Re: Screaming thread. -
December 12th 2014, 02:27 AM
- I studied for fourteen hours. Sixteen. Hours. In two days, preparing for this exam. I looked over that review guide closely, again and again. I spent three hours alone going through the entire semester's worth of notes to highlight what was on the review, then typing up the stuff that wasn't already in my notes. I poured over my textbook and my notes. I spent my date night studying; my girlfriend quizzed me for four hours straight over twelve chapters' worth of content. My tension headache came back from the combination of too much reading and stress. The headache might interfere with my plans for the weekend if it doesn't go away by tomorrow.
So I get to the testing center today. I get that exam, confident that I did the best I could with my studying. "I've got this," I told myself...
And then I get the exam. And I quickly realize that I am so woefully unprepared, because over half the content of that exam was not in the final exam review.
I have a pretty damn good memory. I think that's the only thing that got me a B instead of a C. And thankfully I should still get an A in the class. But I am pissed. Your review was incredibly misleading, and I am deeply upset by this. I will definitely be writing a review about your class online.

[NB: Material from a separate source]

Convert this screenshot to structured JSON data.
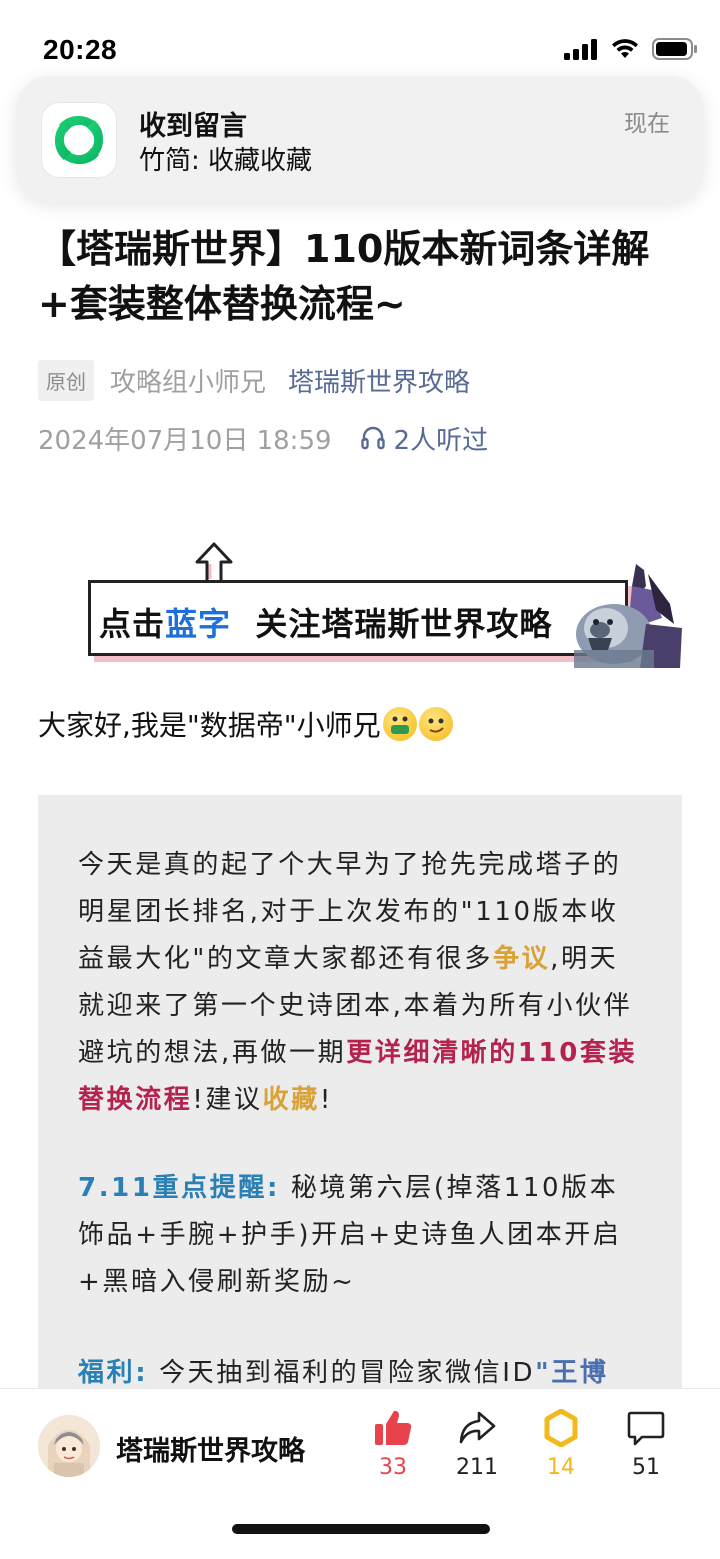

- You're telling me you really don't understand why that question might upset me? Really? You can't think of a single reason why my feelings might be hurt by that? I'm not stupid. I know you mean well. But there's a way to approach things that isn't going to put me on edge. And when you say it the way you did it just makes me think you think so low of me in so many ways.
Last edited by DeletedAccount71; December 12th 2014 at 02:53 AM.